U.S. Government (specifically, the TSA) : “We don’t have any data.”
January 2004
Northwest Airlines : “Okay, actually we DID give TSA passenger data.”
American Airlines : “Not us.”
U.S. Government : “Nope, no data here!”
April 2004
American Airlines : “Okay, okay, so we did hand over data.”
U.S. Government : “What data?”
Is it me, or is this some kind of comedy of errors? Three major U.S. airlines– after first publicly denying it– have now admitted they gave the TSA huge databases of personal information about their customers, presumably to be used for testing the oh-so-fun CAPPS II database. And the TSA maintains that they never asked for or received any such data. But even the TSA subcontractors– Fair Isaac, Infoglide, Ascent, and Lockheed Martin– say that yep, they received data and used it to test their algorithms.

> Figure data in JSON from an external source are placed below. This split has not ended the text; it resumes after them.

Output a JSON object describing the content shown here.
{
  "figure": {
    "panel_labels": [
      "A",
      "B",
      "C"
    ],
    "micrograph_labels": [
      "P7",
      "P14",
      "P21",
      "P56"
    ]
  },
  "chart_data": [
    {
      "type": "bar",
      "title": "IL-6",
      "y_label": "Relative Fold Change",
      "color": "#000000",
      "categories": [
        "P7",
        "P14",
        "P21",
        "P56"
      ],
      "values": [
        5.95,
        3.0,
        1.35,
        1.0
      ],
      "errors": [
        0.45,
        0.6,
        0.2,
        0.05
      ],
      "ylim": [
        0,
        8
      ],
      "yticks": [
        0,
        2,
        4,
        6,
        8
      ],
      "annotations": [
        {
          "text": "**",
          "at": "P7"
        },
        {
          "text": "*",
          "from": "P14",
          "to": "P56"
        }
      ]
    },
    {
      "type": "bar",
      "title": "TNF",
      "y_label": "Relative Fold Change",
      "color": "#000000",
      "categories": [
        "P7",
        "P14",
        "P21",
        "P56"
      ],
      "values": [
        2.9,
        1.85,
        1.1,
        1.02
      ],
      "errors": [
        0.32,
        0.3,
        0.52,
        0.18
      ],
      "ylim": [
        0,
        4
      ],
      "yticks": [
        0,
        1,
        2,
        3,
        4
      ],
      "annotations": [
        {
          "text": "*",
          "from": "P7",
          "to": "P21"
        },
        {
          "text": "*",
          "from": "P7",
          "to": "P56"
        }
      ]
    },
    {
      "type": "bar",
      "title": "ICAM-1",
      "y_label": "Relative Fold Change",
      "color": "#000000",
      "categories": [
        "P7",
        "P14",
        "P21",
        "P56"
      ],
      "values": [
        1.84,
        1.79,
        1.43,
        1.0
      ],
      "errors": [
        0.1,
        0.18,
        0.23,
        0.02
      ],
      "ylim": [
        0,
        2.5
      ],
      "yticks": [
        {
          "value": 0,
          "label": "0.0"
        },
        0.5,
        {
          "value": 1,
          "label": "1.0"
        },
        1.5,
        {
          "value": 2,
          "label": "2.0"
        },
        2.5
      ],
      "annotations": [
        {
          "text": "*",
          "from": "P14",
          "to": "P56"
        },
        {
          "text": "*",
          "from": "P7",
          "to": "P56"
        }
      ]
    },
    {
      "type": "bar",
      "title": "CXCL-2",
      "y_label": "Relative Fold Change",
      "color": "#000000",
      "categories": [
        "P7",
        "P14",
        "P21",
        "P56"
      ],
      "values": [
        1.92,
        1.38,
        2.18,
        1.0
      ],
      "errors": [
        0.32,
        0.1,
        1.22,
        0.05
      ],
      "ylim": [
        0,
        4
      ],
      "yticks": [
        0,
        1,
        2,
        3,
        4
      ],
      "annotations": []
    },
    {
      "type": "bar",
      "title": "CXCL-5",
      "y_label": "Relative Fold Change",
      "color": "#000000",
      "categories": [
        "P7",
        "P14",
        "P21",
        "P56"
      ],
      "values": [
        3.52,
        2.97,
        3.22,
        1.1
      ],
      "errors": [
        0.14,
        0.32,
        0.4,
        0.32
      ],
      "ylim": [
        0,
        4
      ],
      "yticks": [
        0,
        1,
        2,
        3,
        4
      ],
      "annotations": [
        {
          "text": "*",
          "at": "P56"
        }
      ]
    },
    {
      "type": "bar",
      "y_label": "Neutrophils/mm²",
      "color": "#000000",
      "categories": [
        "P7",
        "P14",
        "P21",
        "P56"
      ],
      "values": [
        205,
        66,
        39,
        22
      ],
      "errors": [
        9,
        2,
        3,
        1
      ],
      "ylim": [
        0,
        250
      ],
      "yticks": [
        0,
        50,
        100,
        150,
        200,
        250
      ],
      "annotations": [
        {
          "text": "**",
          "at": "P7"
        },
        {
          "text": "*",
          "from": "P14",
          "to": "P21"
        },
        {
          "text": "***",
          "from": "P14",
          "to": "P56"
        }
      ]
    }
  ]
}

(Let’s not even get into the algorithms they must be using to figure out if Joe Blow is a terrorist… but it’s true that having a huge sample of data would be immensely helpful to the software development process.)
Now the Department of Homeland Security, everyone’s favorite big brother, is getting into the act by investigating the TSA and preparing a report (ooh, I can’t wait!) about whether the TSA violated privacy laws. Of course it’s a legal requirement that providing personal information like that in the airlines’ databases must be announced publicly. Because such notification was never given, the TSA may be subject to– uh oh– a $5,000 fine.

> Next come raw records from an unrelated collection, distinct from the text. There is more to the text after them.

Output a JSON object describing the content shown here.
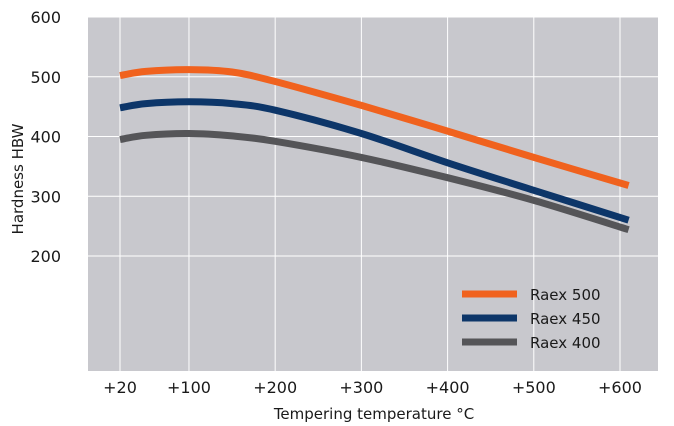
{
  "chart_data": {
    "type": "line",
    "xlabel": "Tempering temperature °C",
    "ylabel": "Hardness HBW",
    "x_ticks": [
      {
        "value": 20,
        "label": "+20"
      },
      {
        "value": 100,
        "label": "+100"
      },
      {
        "value": 200,
        "label": "+200"
      },
      {
        "value": 300,
        "label": "+300"
      },
      {
        "value": 400,
        "label": "+400"
      },
      {
        "value": 500,
        "label": "+500"
      },
      {
        "value": 600,
        "label": "+600"
      }
    ],
    "y_ticks": [
      {
        "value": 200,
        "label": "200"
      },
      {
        "value": 300,
        "label": "300"
      },
      {
        "value": 400,
        "label": "400"
      },
      {
        "value": 500,
        "label": "500"
      },
      {
        "value": 600,
        "label": "600"
      }
    ],
    "ylim": [
      0,
      600
    ],
    "grid": true,
    "legend_position": "bottom-right",
    "background_color": "#c8c8cd",
    "series": [
      {
        "name": "Raex 500",
        "color": "#f0621e",
        "x": [
          20,
          50,
          100,
          150,
          200,
          300,
          400,
          500,
          610
        ],
        "y": [
          502,
          509,
          512,
          508,
          492,
          452,
          409,
          365,
          318
        ]
      },
      {
        "name": "Raex 450",
        "color": "#0d3669",
        "x": [
          20,
          50,
          100,
          150,
          200,
          300,
          400,
          500,
          610
        ],
        "y": [
          448,
          455,
          458,
          455,
          444,
          405,
          356,
          310,
          260
        ]
      },
      {
        "name": "Raex 400",
        "color": "#555558",
        "x": [
          20,
          50,
          100,
          150,
          200,
          300,
          400,
          500,
          610
        ],
        "y": [
          395,
          402,
          405,
          401,
          392,
          365,
          331,
          293,
          244
        ]
      }
    ]
  }
}
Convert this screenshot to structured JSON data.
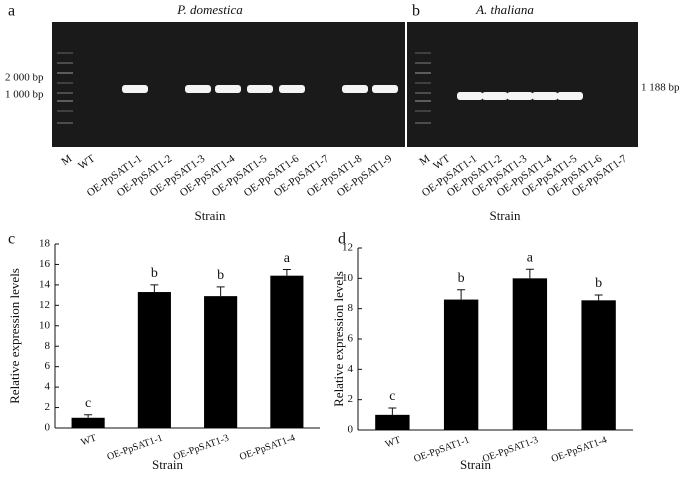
{
  "gels": [
    {
      "label": "a",
      "title": "P. domestica",
      "markers": [
        "2 000 bp",
        "1 000 bp"
      ],
      "xlabel": "Strain",
      "lanes": [
        "M",
        "WT",
        "OE-PpSAT1-1",
        "OE-PpSAT1-2",
        "OE-PpSAT1-3",
        "OE-PpSAT1-4",
        "OE-PpSAT1-5",
        "OE-PpSAT1-6",
        "OE-PpSAT1-7",
        "OE-PpSAT1-8",
        "OE-PpSAT1-9"
      ],
      "bands": [
        false,
        false,
        true,
        false,
        true,
        true,
        true,
        true,
        false,
        true,
        true
      ]
    },
    {
      "label": "b",
      "title": "A. thaliana",
      "markers": [
        "1 188 bp"
      ],
      "xlabel": "Strain",
      "lanes": [
        "M",
        "WT",
        "OE-PpSAT1-1",
        "OE-PpSAT1-2",
        "OE-PpSAT1-3",
        "OE-PpSAT1-4",
        "OE-PpSAT1-5",
        "OE-PpSAT1-6",
        "OE-PpSAT1-7"
      ],
      "bands": [
        false,
        false,
        true,
        true,
        true,
        true,
        true,
        false,
        false
      ]
    }
  ],
  "chart_data": [
    {
      "type": "bar",
      "label": "c",
      "xlabel": "Strain",
      "ylabel": "Relative expression levels",
      "categories": [
        "WT",
        "OE-PpSAT1-1",
        "OE-PpSAT1-3",
        "OE-PpSAT1-4"
      ],
      "values": [
        1.0,
        13.3,
        12.9,
        14.9
      ],
      "errors": [
        0.3,
        0.7,
        0.9,
        0.6
      ],
      "annotations": [
        "c",
        "b",
        "b",
        "a"
      ],
      "color": "#000000",
      "ylim": [
        0,
        18
      ],
      "yticks": [
        0,
        2,
        4,
        6,
        8,
        10,
        12,
        14,
        16,
        18
      ]
    },
    {
      "type": "bar",
      "label": "d",
      "xlabel": "Strain",
      "ylabel": "Relative expression levels",
      "categories": [
        "WT",
        "OE-PpSAT1-1",
        "OE-PpSAT1-3",
        "OE-PpSAT1-4"
      ],
      "values": [
        1.0,
        8.6,
        10.0,
        8.55
      ],
      "errors": [
        0.45,
        0.65,
        0.6,
        0.35
      ],
      "annotations": [
        "c",
        "b",
        "a",
        "b"
      ],
      "color": "#000000",
      "ylim": [
        0,
        12
      ],
      "yticks": [
        0,
        2,
        4,
        6,
        8,
        10,
        12
      ]
    }
  ]
}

It would be a funny situation if it didn’t indicate that not only is the government doing things it shouldn’t (or at least not following the rules), but the airlines are complicit in their involvement and have repeatedly lied about it. I don’t fly any of those three, but I do fly United and Frontier and I suspect it’s only a matter of time before they admit to some fishiness as well.
Anyway, maybe I should just throw my hands up and accept the fact that the Gov is going to keep tabs on me, throw me around a few databases, and ask me to take my shoes off now and again. Sigh.